From 24 February 2022, when the Russian Federation’s armed attack against Ukraine started, to 28 August 2022, the Office of the UN High Commissioner for Human Rights (OHCHR) recorded 13,718 civilian casualties in the country: 5,663 killed and 8,055 injured. This included:

a total of 5,663 killed (2,195 men, 1,512 women, 149 girls, and 178 boys, as well as 38 children and 1,591 adults whose sex is yet unknown)

a total of 8,055 injured (1,652 men, 1,222 women, 177 girls, and 239 boys, as well as 207 children and 4,558 adults whose sex is yet unknown)

In Donetsk and Luhansk regions: 7,735 casualties (3,358 killed and 4,377 injured)

On Government-controlled territory: 6,211 casualties (3,044 killed and 3,167 injured)

On territory controlled by Russian armed forces and affiliated armed groups: 1,524 casualties (314 killed and 1,210 injured)

In other regions of Ukraine (the city of Kyiv, and Cherkasy, Chernihiv, Ivano-Frankivsk, Kharkiv, Kherson, Kirovohrad, Kyiv, Mykolaiv, Odesa, Sumy, Zaporizhzhia, Dnipropetrovsk, Khmelnytskyi, Poltava, Rivne, Ternopil, Vinnytsia, Volyn, and Zhytomyr regions), which were under Government control when casualties occurred: 5,983 casualties (2,305 killed and 3,678 injured)

Most of the civilian casualties recorded were caused by the use of explosive weapons with wide area effects, including shelling from heavy artillery, multiple launch rocket systems, missiles and air strikes.

OHCHR believes that the actual figures are considerably higher, as the receipt of information from some locations where intense hostilities have been going on has been delayed and many reports are still pending corroboration.

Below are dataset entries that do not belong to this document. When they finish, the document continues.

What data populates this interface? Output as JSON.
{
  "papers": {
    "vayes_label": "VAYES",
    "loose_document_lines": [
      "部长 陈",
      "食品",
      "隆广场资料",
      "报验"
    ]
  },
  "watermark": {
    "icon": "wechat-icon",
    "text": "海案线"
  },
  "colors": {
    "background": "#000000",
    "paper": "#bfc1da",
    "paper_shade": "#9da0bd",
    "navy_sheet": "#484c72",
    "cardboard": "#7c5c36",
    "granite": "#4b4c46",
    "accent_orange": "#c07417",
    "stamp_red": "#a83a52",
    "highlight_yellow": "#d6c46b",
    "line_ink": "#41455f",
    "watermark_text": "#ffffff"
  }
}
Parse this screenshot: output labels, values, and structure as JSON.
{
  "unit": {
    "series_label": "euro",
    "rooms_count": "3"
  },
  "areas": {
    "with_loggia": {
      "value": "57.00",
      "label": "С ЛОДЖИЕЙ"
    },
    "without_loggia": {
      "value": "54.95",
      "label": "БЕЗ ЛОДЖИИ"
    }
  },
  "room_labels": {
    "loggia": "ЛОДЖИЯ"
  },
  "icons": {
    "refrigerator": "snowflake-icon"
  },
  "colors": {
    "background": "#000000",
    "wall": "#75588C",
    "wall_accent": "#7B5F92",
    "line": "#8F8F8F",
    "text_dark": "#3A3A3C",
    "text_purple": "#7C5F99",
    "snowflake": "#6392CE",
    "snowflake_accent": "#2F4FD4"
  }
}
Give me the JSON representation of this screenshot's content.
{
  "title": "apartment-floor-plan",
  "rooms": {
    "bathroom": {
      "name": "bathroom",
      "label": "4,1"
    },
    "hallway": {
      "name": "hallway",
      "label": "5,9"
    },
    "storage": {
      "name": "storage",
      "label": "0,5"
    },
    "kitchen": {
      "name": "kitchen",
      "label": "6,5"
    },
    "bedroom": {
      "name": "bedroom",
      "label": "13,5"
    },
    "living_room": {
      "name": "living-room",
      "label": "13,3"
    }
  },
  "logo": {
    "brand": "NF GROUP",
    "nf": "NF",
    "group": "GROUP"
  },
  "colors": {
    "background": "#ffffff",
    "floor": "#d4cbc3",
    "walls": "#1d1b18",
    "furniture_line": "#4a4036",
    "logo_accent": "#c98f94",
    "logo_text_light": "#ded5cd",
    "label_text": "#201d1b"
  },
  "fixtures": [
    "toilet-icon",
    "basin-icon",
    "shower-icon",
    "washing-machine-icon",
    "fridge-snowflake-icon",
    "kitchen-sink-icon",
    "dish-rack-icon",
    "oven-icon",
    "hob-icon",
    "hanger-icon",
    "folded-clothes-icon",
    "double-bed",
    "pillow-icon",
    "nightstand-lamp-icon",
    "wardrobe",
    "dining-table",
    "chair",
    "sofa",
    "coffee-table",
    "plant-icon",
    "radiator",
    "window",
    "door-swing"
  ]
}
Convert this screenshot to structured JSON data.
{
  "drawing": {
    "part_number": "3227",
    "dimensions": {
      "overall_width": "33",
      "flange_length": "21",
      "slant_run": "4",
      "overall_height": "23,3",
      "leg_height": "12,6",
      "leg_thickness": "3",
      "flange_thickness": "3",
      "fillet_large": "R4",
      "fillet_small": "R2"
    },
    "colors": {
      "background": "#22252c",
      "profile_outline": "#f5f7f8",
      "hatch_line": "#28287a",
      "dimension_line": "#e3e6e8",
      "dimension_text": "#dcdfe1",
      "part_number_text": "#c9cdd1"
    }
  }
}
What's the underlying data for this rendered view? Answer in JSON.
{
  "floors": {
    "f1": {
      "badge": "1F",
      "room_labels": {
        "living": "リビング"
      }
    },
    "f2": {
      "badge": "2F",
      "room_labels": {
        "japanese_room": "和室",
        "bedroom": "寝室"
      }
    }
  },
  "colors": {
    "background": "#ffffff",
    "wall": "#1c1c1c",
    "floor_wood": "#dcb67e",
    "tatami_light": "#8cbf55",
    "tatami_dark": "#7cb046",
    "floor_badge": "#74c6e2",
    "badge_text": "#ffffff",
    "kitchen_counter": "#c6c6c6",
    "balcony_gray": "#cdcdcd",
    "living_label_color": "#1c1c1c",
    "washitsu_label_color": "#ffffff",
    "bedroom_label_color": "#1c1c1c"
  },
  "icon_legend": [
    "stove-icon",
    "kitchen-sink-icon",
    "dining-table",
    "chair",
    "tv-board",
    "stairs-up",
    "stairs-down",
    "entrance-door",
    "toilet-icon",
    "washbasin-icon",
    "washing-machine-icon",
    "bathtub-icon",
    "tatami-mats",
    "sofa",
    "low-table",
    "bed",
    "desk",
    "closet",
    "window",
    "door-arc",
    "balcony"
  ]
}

This concerns, for example, Mariupol (Donetsk region), Izium (Kharkiv region), Lysychansk, Popasna, and Sievierodonetsk (Luhansk region), where there are allegations of numerous civilian casualties.

Civilian casualties from 1 to 28 August 2022(individual cases verified by OHCHR)

From 1 to 28 August 2022, OHCHR recorded 1,063 civilian casualties:

268 killed (73 men, 71 women, 3 girls, 5 boys, and 116 adults whose sex is yet unknown); and

795 injured (198 men, 167 women, 20 girls, 17 boys, as well as 14 children and 379 adults whose sex is yet unknown).

This included:

205 killed and 578 injured in 116 settlements in regions (parts of regions), which were under Government control when casualties occurred (74 percent of the total); and

63 killed and 217 injured in 8 settlements in parts of Luhansk and Donetsk regions controlled by Russian armed forces and affiliated armed groups (26 percent of the total).

Per type of weapon/incident:

Explosive weapons with wide area effects: 262 killed and 751 injured (95 per cent);

Mines and explosive remnants of war: 6 killed and 44 injured (5 per cent).

The UN Human Rights Monitoring Mission in Ukraine

Since 2014, OHCHR has been documenting civilian casualties in Ukraine. Reports are based on information that the UN Human Rights Monitoring Mission in Ukraine (HRMMU) collected through interviews with victims and their relatives; witnesses; analysis of corroborating material confidentially shared with HRMMU; official records; open-source documents, photo and video materials; forensic records and reports; criminal investigation materials; court documents; reports by international and national non-governmental organisations; public reports by law enforcement and military actors; data from medical facilities and local authorities. All sources and information are assessed for their relevance and credibility and cross-checked against other information. In some instances, corroboration may take time. This may mean that conclusions on civilian casualties may be revised as more information becomes available andnumbers may change as new information emerges over time. Statistics presented in the current update are based on individual civilian casualty records where the “reasonable grounds to believe” standard of proof was met, namely where, based on a body of verified information, an ordinarily prudent observer would have reasonable grounds to believe that the casualty took place as described.